Очень хочется поговорить с ней, но в последнее время никто не снимает трубку, даже Хабибе. В последний раз они звонили ему в конце августа. Вечер тогда выдался душный, и когда раздался звонок, Парвиз, чертыхаясь и обливаясь потом, гонялся по комнате с ботинком в руке за тараканом. О таракане он не стал говорить. Сказал, что у него все хорошо, спросил, как дела дома, а они ответили, что у них тоже все хорошо, все в порядке.

* * *

Прохладное утро, Парвиз идет, засунув руки в карманы, подняв воротник пальто. В университетском городке полным-полно студентов, они сидят на ступеньках, стоят группками на газоне, но среди них нет ни одного знакомого лица. Было время, когда он заводил дружбу с легкостью. А теперь даже не помнит, как это делается. Перемена произошла незаметно, подкралась как уродующая лицо болезнь. Говорит он без ошибок, но как-то книжно, это годится для уроков, для того, чтобы завязывать дружеские отношения — нет. А шутки в переводе и вовсе не кажутся смешными. Да, жизнь идет своим чередом, но без меня, говорит себе Парвиз.
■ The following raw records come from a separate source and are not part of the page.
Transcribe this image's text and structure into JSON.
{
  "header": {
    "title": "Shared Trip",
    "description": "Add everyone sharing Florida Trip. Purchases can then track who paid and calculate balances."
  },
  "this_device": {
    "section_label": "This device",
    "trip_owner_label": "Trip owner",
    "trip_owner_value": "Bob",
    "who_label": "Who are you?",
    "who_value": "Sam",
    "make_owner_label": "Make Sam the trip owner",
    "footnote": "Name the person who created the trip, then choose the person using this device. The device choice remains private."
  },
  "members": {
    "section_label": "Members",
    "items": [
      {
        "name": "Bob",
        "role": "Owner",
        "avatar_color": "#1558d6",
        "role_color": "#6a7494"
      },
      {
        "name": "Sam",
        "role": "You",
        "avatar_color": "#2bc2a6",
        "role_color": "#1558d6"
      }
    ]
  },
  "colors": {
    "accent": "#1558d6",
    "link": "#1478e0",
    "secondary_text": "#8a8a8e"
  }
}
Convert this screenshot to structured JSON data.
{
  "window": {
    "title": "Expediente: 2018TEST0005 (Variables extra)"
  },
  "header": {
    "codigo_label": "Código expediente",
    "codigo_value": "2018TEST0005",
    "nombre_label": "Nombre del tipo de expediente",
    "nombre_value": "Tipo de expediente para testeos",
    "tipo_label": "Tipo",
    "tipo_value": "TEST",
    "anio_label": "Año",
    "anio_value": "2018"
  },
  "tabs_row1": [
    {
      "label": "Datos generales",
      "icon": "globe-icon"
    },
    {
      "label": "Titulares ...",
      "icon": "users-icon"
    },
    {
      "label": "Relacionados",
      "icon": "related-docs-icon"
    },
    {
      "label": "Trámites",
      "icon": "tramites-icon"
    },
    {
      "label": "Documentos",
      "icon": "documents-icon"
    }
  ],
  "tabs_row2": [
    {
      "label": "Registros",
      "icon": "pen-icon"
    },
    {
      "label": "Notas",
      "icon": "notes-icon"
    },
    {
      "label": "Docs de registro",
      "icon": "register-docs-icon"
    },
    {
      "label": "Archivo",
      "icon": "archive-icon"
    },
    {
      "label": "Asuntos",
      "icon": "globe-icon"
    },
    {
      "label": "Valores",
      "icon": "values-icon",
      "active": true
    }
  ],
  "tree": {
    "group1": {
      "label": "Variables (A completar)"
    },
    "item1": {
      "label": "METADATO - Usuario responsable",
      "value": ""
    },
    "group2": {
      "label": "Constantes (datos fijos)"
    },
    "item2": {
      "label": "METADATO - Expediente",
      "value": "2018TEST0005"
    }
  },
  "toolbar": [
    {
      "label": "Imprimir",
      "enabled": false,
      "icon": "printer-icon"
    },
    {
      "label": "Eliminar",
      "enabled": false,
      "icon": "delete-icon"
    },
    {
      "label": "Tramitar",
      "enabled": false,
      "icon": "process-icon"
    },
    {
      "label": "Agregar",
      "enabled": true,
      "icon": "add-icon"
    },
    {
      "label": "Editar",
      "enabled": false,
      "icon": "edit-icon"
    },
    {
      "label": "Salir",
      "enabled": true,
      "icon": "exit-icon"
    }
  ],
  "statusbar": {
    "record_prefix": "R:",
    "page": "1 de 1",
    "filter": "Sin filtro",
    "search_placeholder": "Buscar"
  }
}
На занятиях, когда демонстрируют слайды с изображениями различных сооружений, Парвиз сочиняет письмо родителям. В полутьме аудитории он пишет, что все у него хорошо, что с занятиями полный порядок, хозяин, у которого он снимает квартиру, славный человек и обеспечивает его всем необходимым. Парвиз заканчивает письмо и поднимает голову. Однокурсники сидят в слабом свете проектора, завороженные сменой диапозитивов, монотонной речью преподавателя, яркими картинками — на экране калифорнийские дома: отделка деревом, дворы-атриумы, огромные окна, выходящие в сад. Все дома такие чистые, простые, солнечные, радостные, их незатейливые очертания сулят десятки лет безмятежной жизни в одном и том же городке, на одной и той же улице, в одном и том же доме, однако от скуки не спасают. Глядя на слайды, Парвиз вдруг понимает, что его однокурсники, такие похожие друг на друга, такие жизнерадостные, не знавшие горя в жизни, родились в таких вот домах.

* * *

Днем Парвиз вынимает из почтового ящика целый ворох счетов и письмо от сестры, вскрытое, затем заклеенное клейкой лентой. Он разрывает конверт, быстро проглядывает листок — ищет фразу «У дяди и ребят все хорошо», это своего рода пароль: так родители дают знать, что выслали деньги. Парвиз переворачивает листок, подносит его к флуоресцентной лампе, но, не обнаружив фразы и в ее желто-зеленом свете, кладет письмо в карман, спускается по лестнице в свою комнату в полуподвале. И тут вспоминает, что не прочел письмо Ширин толком — все заслонила мысль о деньгах. Уже в комнате Парвиз разворачивает письмо и читает, на этот раз не торопясь:

8 сентября 1981 года

Дорогой Парвиз!

Сегодня первый день в школе. Училки — жуть, да и только. А так ничего. Скучаю по тебе.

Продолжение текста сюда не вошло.